Le cabinet de la ministre de l’Énergie française présente en effet la sobriété à la française comme une « méthode » singulière.
« Nous avons effectué un travail descendant, en demandant à chaque partie prenante (administration publique, entreprise, société civile) de faire le bilan de leur consommation et de la faire remonter au gouvernement, plutôt que de définir directement des mesures qui se calquent à tout le monde arbitrairement », a-t-il expliqué à EURACTIV France.
Ce concept est d’ailleurs l’un des trois piliers énoncés par le président de la République, Emmanuel Macron, pour atteindre la neutralité carbone en 2050, au côté du développement des énergies renouvelables et du nucléaire.
Pour construire cette sobriété structurelle, la France se base sur des scénarios énergétiques à 2050 dont la baisse de consommation d’énergie est une métrique majeure. Or, il n’existe pas de tels travaux au niveau européen.
Par exemple, « je l’ai vu au sein de la direction générale au transport de la Commission européenne qui, dans ses travaux (2018) sur les scénarios climatiques à horizon 2050, n’a pas prévu de scénario prenant en compte une baisse du nombre de kilomètres parcouru par un citoyen européen », illustre pour EURACTIV France Thomas Pellerin-Carlin, chercheur en politique énergétique européenne à l’Institut de l’économie pour le climat.

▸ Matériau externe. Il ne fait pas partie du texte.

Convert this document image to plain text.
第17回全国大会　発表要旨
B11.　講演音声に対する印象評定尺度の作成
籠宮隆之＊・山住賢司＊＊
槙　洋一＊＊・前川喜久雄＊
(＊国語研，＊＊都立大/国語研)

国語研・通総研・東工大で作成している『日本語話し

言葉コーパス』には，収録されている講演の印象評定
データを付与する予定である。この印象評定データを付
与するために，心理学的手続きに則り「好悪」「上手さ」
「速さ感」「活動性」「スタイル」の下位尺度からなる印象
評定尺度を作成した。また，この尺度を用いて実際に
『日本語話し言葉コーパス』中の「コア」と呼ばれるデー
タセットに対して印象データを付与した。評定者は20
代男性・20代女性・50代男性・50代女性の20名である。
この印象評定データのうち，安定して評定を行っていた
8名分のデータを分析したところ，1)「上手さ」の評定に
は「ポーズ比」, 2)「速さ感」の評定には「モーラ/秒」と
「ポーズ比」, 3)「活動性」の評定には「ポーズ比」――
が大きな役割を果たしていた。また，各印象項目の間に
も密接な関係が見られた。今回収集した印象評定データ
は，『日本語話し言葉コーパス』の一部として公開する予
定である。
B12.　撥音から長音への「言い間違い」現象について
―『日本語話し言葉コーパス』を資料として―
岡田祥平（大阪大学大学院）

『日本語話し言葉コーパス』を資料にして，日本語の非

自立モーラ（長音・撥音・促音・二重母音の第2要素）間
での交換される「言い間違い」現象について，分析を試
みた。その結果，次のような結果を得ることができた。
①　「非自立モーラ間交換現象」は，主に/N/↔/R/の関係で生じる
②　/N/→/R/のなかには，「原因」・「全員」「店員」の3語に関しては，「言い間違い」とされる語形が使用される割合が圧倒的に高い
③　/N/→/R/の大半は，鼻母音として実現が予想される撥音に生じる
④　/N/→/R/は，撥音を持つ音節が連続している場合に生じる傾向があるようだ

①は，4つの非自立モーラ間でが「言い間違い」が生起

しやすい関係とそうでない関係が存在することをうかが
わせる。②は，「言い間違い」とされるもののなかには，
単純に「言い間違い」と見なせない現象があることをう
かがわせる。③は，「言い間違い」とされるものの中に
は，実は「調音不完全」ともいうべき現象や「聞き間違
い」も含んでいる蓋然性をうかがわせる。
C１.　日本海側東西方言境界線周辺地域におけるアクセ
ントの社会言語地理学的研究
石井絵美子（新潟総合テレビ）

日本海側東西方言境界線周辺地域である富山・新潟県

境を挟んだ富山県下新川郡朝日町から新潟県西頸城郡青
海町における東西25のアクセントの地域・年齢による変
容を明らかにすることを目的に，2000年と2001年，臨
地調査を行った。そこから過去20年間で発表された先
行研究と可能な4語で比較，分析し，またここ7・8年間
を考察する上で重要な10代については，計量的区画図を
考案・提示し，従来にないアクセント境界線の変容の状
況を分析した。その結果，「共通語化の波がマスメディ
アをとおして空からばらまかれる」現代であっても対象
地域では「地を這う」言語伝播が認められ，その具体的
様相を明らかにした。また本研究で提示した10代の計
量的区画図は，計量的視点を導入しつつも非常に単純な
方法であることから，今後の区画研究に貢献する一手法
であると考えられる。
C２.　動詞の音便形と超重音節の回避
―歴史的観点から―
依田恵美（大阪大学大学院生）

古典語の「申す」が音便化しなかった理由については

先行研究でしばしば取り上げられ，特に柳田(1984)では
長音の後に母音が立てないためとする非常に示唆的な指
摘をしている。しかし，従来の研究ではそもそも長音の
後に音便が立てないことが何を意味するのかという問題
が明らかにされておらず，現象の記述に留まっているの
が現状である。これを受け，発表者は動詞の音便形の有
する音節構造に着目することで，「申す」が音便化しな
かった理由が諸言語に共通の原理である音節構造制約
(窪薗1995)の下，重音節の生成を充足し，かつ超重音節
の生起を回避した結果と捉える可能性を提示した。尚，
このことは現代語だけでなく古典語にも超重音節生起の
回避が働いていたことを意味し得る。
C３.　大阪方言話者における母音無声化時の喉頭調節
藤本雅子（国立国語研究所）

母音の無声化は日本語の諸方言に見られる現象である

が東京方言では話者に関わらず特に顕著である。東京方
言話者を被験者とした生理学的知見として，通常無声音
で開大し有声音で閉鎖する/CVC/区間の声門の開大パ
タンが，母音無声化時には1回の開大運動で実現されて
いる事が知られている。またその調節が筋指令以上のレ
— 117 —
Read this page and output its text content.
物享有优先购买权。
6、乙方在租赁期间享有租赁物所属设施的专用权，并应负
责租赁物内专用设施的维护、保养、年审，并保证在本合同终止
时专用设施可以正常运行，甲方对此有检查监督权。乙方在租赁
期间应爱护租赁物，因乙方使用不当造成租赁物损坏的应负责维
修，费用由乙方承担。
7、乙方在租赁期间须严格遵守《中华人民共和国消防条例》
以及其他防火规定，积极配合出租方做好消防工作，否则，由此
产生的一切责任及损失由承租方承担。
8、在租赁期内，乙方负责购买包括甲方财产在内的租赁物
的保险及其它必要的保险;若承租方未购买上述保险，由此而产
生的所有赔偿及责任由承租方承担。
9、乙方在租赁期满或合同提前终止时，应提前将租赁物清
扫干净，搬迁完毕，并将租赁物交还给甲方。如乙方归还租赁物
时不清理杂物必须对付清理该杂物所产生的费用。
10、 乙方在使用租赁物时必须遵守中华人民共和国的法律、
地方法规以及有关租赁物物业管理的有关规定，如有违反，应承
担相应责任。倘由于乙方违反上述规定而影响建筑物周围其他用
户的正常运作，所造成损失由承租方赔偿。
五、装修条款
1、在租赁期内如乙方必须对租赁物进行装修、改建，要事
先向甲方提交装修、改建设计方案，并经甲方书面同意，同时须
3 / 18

Sous cet angle, les autres États membres de l’UE « n’ont pas forcément porté la vision qui consiste à dire que la sobriété est une brique incontournable de la transition énergétique », a expliqué Mme Pannier-Runacher, lors de son audition. « S’interroger collectivement sur le modèle de consommation parait plus discutable », a-t-elle résumé.
Leadership français
Sur ce point, la France dispose donc d’une « forme de leadership politique, avec un niveau d’appropriation technico-administratif du concept de sobriété que je n’ai pas encore vu dans d’autres pays de l’UE », complète M. Pellerin-Carlin.
Aujourd’hui encore, « la sobriété comme levier pour la lutte contre le réchauffement climatique est un concept émergent. Beaucoup de travaux de recherche visent à informer le décideur européen à ce sujet », ajoute le chercheur.
C’est ainsi le cas du projet FULFILL, financé par l’UE et en cours de développement. Le projet vise à informer les décideurs européens sur la sobriété et les leviers de mise en place.
Dès lors, Mme Pannier-Runacher ne perd pas espoir : « il y a un intérêt de la Commission européenne », a-t-elle avancé, même si, pour l’heure, et comme au sein des autres États membres, la sobriété « n’est pas […] un élément incontournable » des politiques européennes.
En conséquence, comme pour l’hiver 2022-2023, la mise en place de mesures européennes temporaires de sobriété pour l’hiver prochain devrait être « le plus probable », avance M. Pellerin-Carlin.
Mais le cabinet de Mme Pannier-Runacher prévient : « sur le long terme, nous n’atteindrons pas nos objectifs de réduction de la consommation énergétique en nous reposant uniquement sur l’efficacité énergétique ».